Law Prior to 2014Prior to July of 2014, there was a lot of confusion as to whether or not a former or current, but divorcing spouse could be compensated for any portion of the service members disability pay. The law used to require the servicemember to indemnify the (former) spouse for her portion of the servicemember's disability pay from so other source of income; thereby shirting the issue of the non-divisibility of disability pay. In order to protect a former spouse's income from a servicemembers unilateral decision to waive a portion of his military retired pay in favor of disability, Arizona courts circumvented the federal law that states disability benefits are not divisible as community property. In Merrill v. Merrill, 284 P.3d 880 (2012), Arizona determined that a spouse cannot defeat the nonemployee spouse's interest in retirement benefits already awarded to her by invoking a condition wholly within his control (i.e. requesting a disability rating). The servicemember was ordered to indemnify (make-up the difference to) the former spouse even if it requires the use of the servicemember's disability pay to do it. The court simply orderd the servicemember to make-up the difference and the servicemember is free to do so with any income or asset at his disposal. That has changed.

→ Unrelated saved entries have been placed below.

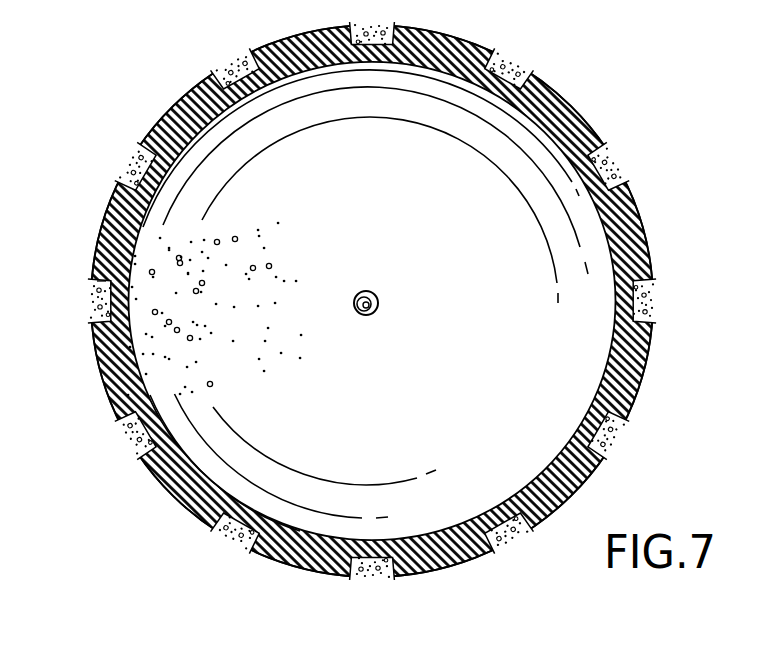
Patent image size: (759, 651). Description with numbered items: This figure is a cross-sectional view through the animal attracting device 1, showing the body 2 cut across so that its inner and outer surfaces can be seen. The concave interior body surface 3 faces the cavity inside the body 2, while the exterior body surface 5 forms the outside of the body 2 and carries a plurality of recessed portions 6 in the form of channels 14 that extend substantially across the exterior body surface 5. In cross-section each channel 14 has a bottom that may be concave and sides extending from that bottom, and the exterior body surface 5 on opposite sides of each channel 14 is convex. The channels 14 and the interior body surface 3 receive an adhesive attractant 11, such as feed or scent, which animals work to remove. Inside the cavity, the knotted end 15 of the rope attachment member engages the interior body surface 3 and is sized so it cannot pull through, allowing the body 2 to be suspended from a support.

The animal attracting device 1 is at (92, 101).
The body 2 is at (182, 108).
The interior body surface 3 is at (155, 258).
The exterior body surface 5 is at (90, 217).
The recessed portion 6 is at (128, 428).
The attractant 11 is at (85, 293).
The channel 14 is at (125, 440).
The knotted end 15 is at (380, 297).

2014 Amendment to the LawThe law now specifically prohibits indemnification. A.R.S. ? 25-318.01 states that, in making a disposition of property, a court shall not do any of the following: 1. Consider any federal disability benefits awarded to a veteran for service-connected disabilities pursuant to 10 United States Code section 1413a or 38 United States Code chapter 11. 2. Indemnify the veteran's spouse or former spouse for any prejudgment or post judgment waiver or reduction in military retired or retainer pay related to receipt of the disability benefits. 3. Award any other income or property of the veteran to the veteran's spouse or former spouse for any prejudgment or postjudgment waiver or reduction in military retired or retainer pay related to receipt of the disability benefits. Now, even if a couple has been married for 25 years and the servicemember's spouse has not been employed for 20 years, if the servicemembers entire military pension is converted or paid as disability, the spouse will receive no portion of that benefit.